É um raciocínio diferenciado. Na cabeça do Roy, dez minutos ciscando arroz na calçada — e matando a mulher de vergonha — compensam porque é uma boquinha grátis; mesmo com um punhado de arroz custando cerca de 40 centavos, o que estimaria o tempo dele em R$ 2,40 a hora.
Raphael assistiu comigo a temporada e apelidou essas manobras mentais de muquirana math. São duas táticas: a primeira é presumir que o seu tempo, conforto e qualidade de vida valem zero. Em Muquiranas, Vanderlea alega economizar mais de cinco mil reais ao ano deixando de comprar papel higiênico, sabonete e xampu. Grana forte, hein! Dá até pra imaginar esse dinheiro todo bancando algum pequeno luxo, como, por exemplo, um estoque anual de papel higiênico, sabonete e xampu.
A segunda tática consiste em jogar o valor economizado lá em cima, pra pão-durice não ficar tão indigesta. Aí vai da criatividade de cada um. Roy estima em oitenta dólares anuais (R$ 450) a economia de levar sachê de ketchup pra casa. Quem me dera; capaz que eu tenha mais dinheiro guardado na porta da geladeira que na poupança.
Pra Clívia — cujo próprio nome parece reaproveitar um Cláudio e Lívia que alguém jogou fora —, o vestido de noiva que ela acabou de comprar num brechó por 200 reais pode ser revendido, após a cerimônia, por dois e quinhentos. Tem mesmo alguém por aí disposto a morrer nessa grana em um vestido usado POR MAIS DE UMA NOIVA? Não importa. Só de imaginar dois mil reais de lucro em cima do casamento, ela já abre um sorrisão.
Clívia, aliás, é uma figura. Um dos momentos mais divertidos do programa é quando aparece o figurino MALUCO que ela e o marido usam numa ida ao brechó. Ela de boina vermelha e cachecol tricolor, no maior estilo abertura-das-Olimpíadas, ornando com uma inexplicável jaqueta militar; ao lado, o marido num suéter de veludo azul com um boá branco fixado entre o zíper e a camiseta.
Uma estética confusa, bastante diferente das roupas normais que eles usam no resto do episódio. Nem a produção chegou a comentar o visual, talvez descartando como uma excentricidade qualquer (no meio de tantas piores). Foi muito engraçado quando a gente se deu conta de que na verdade os dois estão fantasiados de gente rica, pra tentar convencer a vendedora de que as roupas que eles trouxeram pra vender são de grife.

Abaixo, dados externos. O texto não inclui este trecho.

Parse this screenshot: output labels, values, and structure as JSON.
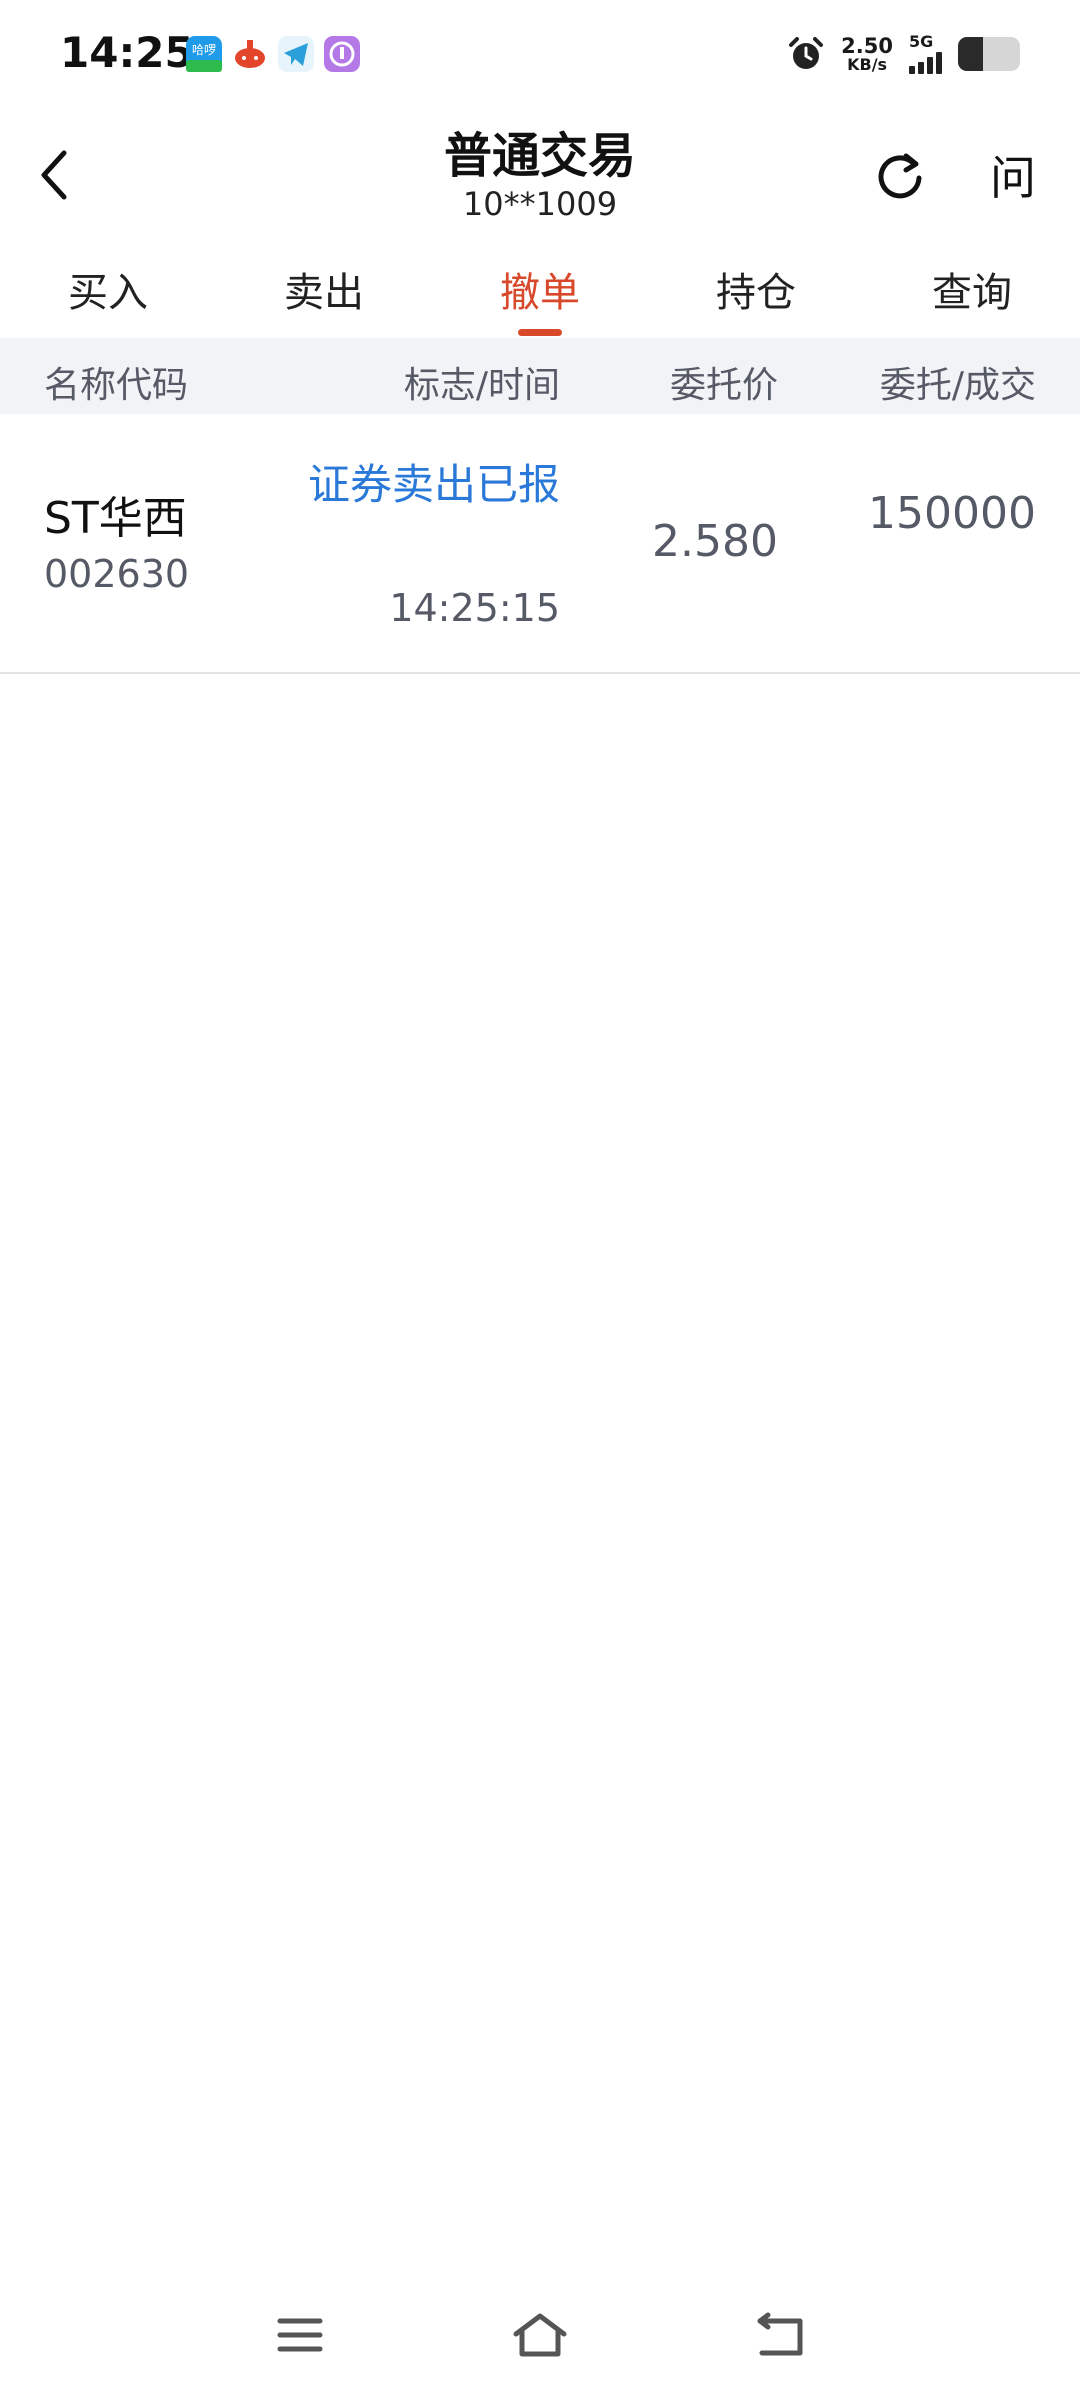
{
  "status_bar": {
    "time": "14:25",
    "net_speed_value": "2.50",
    "net_speed_unit": "KB/s",
    "network_type": "5G",
    "battery_percent": 40,
    "notification_icons": [
      "hello-bike-icon",
      "red-app-icon",
      "telegram-icon",
      "purple-app-icon"
    ]
  },
  "header": {
    "title": "普通交易",
    "account": "10**1009",
    "ask_label": "问"
  },
  "tabs": [
    {
      "label": "买入",
      "active": false
    },
    {
      "label": "卖出",
      "active": false
    },
    {
      "label": "撤单",
      "active": true
    },
    {
      "label": "持仓",
      "active": false
    },
    {
      "label": "查询",
      "active": false
    }
  ],
  "columns": {
    "name_code": "名称代码",
    "flag_time": "标志/时间",
    "price": "委托价",
    "qty": "委托/成交"
  },
  "orders": [
    {
      "name": "ST华西",
      "code": "002630",
      "status": "证券卖出已报",
      "time": "14:25:15",
      "price": "2.580",
      "qty": "150000"
    }
  ],
  "colors": {
    "accent": "#d8482a",
    "status_blue": "#2a79d8",
    "header_bg": "#f2f3f6",
    "secondary_text": "#555a66"
  }
}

Assim funciona a mente do muquirana: um arremedo de estratégias, trapaças e espertezas que economizam um total de oitenta centavos ao mês.
A essa altura, talvez você esteja se perguntando que sentido faz acumular tanto dinheiro e continuar vivendo desse jeito. De que adianta a conta bancária cheia se você toma banho de roupa pra não gastar com lavanderia, ou sai na TV com a cabeça torta depois de cortar o próprio cabelo?

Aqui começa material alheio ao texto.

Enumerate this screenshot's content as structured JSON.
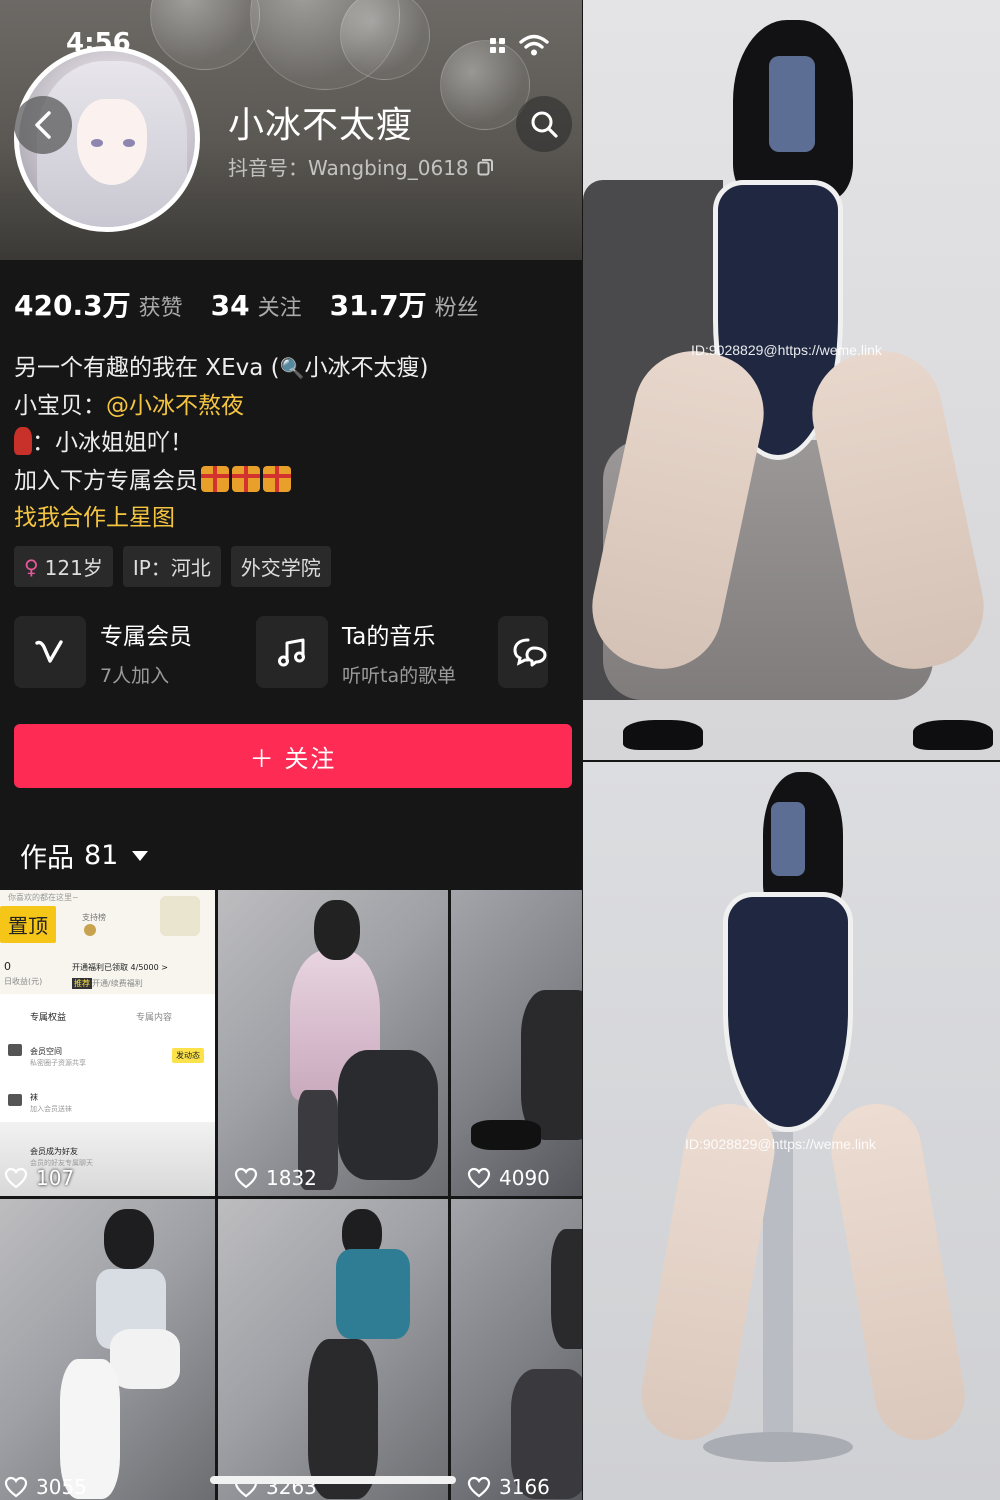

Pior, será que tanta economia não leva a gastos maiores no futuro? Certamente o americano que cospe enxaguante bucal num potinho pra reutilizar ao longo da semana deve ter contraído alguma infecção, e antibiótico por lá custa uns três mil enxaguantes. A conta não bate.
Cabe então um esclarecimento: a vida do muquirana brasileiro é relativamente higiênica. Relativamente. É chocante a Vanderlea usar o mesmo pedaço de fio dental de janeiro a maio?, é chocante!, mas pelo menos ela usa fio dental. Houve um esforço. E a Marli, que reaproveita papel higiênico mijado na limpeza do fogão? Palavra-chave: limpeza. Tudo é uma questão de contexto.
Por que é que nós, os pródigos, que torramos nosso salário em futilidades como detergente e papel higiênico, criticamos aqueles cujo simples prazer é economizar? Será que a nossa reação seria a mesma diante de um monge, cuja aparência humilde cultiva desapego ao mundo material?
Ah, agora a coisa mudou de figura. Agora você se fudeu. No pensamento budista, as vestes representam um esforço em usar o que houver de mais barato e mais acessível; algo com que o mão-de-vaca certamente se identifica. O hábito da Marli usar calcinha de defunto não deixa de ser uma espécie de aperfeiçoamento espiritual. Qual o problema? Te incomoda a iluminação alheia?
Eu, que acima de tudo sou uma grande entusiasta do espírito humano, não me incomodo. Que deus abençoe os unhas-de-fome desse país. E que venha a segunda temporada!!
Falando em esperar uma nova temporada, hora de tirar o atraso do Telegram.
Laurinha, por favor fale de MUQUIRANAS BRASIL (R. V.)
Acabei de falar. Vocês nem prestam atenção…
o q vc acha do Gustavo Scat pedir ajuda que n consegue emprego de ator mais desde q descobriram q ele curte trepar cagando? acha q ele merece? (P.)
O que mais tem no Twitter é discussão da trepada do outro. Como se faz, quando se faz, com quem ou quantos. Que que pode, que que não pode. Dia inteiro essa merda. Pode ser chato abrir o site e encontrar os mesmos debates reciclados, as mesmas brigas — eu com certeza me estresso. Mas o importante é que toda essa discordância tá encaminhando a gente pra um belo futuro, no qual todos nós pensamos e agimos sobre sexo de forma exatamente igual. Aponta pra fé e rema!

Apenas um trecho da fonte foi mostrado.